Hello! I wonder if there is a way to convert CDS coordinates of a gene, to amino acid based coordinates , see the example:
five_prime_utr1 1 495
exon1 496 568
CDS1 496 568
intron1 569 698
exon2 699 968
CDS2 699 968
The protein for this given gene, will start at 496 nucleotide position (CDS1), so 496 will be the position 1 of the resultant protein. What would be the end position (568)? What about the next domain, the one that its CDS starts at 699 (CDS2)?
What I need is to identify the protein subsequence of my full protein that was coded by each CDS, f.e:
ABC DEF GHIJKL MNOPQ RST (full protein sequence, amino acid domains belonging to each CDS in bold)
------ CDS1 ----------- CDS2
------- 3-5---------------13-17
I've found similar questions such as: Python Framework For Converting Genomic To Protein Coordinates
Is there any solution in place already for this problem that seems quite common?

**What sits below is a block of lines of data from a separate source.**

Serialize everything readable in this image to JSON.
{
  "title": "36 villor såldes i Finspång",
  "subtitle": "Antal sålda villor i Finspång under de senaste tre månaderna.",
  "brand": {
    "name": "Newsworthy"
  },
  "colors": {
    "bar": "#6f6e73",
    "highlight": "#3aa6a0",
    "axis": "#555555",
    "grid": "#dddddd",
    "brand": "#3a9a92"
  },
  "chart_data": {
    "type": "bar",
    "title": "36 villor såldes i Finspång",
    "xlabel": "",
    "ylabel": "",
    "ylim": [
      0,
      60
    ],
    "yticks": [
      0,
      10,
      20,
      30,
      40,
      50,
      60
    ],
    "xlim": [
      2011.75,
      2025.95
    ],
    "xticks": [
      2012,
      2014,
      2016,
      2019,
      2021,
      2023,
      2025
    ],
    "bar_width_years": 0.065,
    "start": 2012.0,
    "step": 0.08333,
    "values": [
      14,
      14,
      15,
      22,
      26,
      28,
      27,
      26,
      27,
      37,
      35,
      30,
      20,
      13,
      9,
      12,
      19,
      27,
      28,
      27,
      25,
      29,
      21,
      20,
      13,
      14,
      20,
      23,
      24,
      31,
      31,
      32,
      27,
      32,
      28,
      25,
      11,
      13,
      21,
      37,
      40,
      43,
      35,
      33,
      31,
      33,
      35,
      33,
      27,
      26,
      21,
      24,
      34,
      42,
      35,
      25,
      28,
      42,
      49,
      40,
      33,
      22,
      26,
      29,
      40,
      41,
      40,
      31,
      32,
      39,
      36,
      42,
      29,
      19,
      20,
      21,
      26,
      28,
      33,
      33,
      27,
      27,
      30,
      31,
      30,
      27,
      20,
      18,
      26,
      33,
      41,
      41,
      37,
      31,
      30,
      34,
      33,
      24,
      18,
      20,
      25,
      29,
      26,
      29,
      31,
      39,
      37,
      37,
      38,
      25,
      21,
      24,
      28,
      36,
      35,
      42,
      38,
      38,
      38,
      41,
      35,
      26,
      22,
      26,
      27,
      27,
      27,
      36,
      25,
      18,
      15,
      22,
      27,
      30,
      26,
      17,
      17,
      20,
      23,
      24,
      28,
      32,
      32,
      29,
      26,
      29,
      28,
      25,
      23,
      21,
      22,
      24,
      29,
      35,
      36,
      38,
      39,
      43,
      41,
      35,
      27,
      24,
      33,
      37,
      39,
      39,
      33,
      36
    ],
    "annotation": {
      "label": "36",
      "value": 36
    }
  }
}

I am not sure if I fully understand your question but I think it would looklike - 5' UTR -- CDS domain 1 (72 nucleotides, 24 AA) -- intron sequence -- CDS domain 2 (269 nucleotides, this is not a multiple of 3, you may be missing one more nucleotide position?) When this gene is processed - the intron will be clipped off, and the exons (CDS domains) will be merged together. So the end position of first CDS domain would be (568-496)/3 = 72/3 = 24, and the 25th amino acid would be the first amino acid of the second exon
Hi! Sorry if I didn't explain it clearly. In a nutshell, what I need is "simply" to extract the amino acid sequence corresponding to exon 2 and exon 3 of a given gene. And what I have, is a fasta file with the gene sequence, another fasta file with the protein sequence, and a GTF with the annotation of the gene.

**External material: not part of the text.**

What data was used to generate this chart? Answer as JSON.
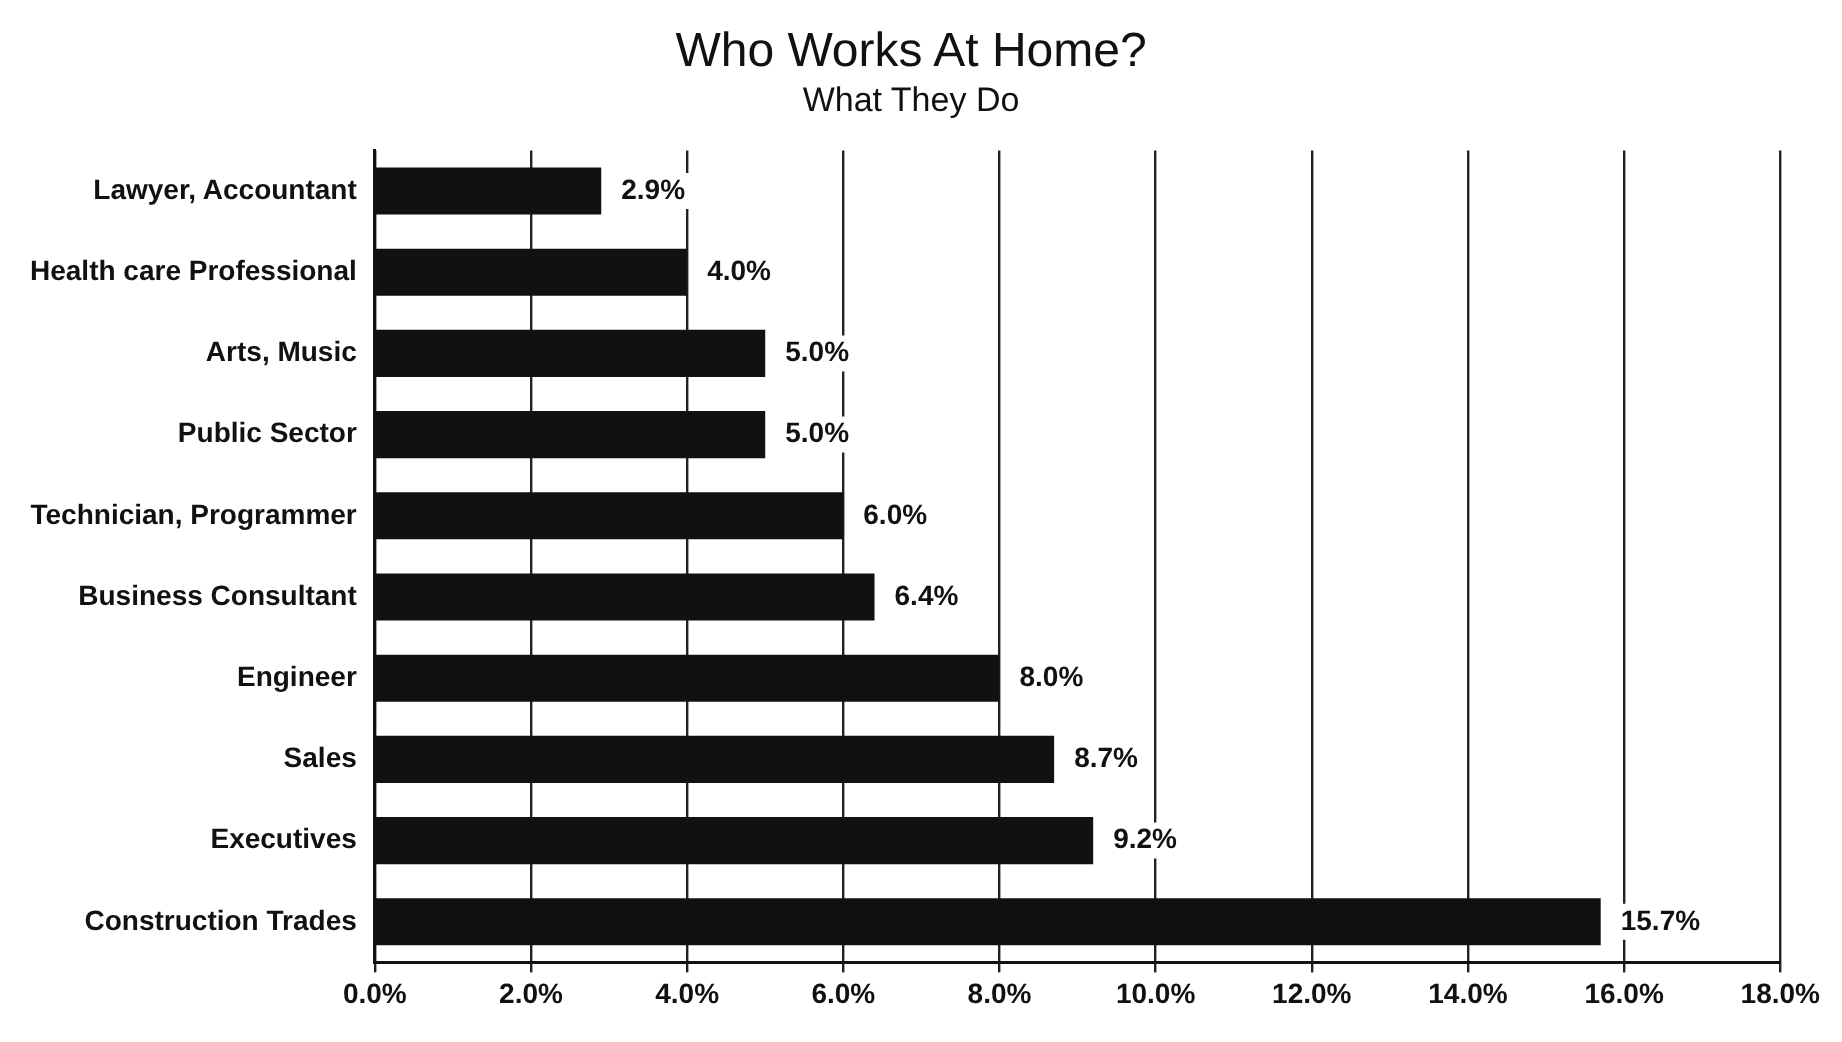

Ah, so you already have a gene sequence where all exons are merged together and you want to "separate" those exons? And then translate them to their individual amino acid sequences? I think this should be straightforward if you know the annotations, so you know how many exons you have, which one comes first, second.. and what is the length of every exon, then just "splice" the gene sequence according to this information - maybe a short for-loop would do the trick. So once you have separated exons, then "translate" every exon to its amino acid sequence - should be simple with BioPython.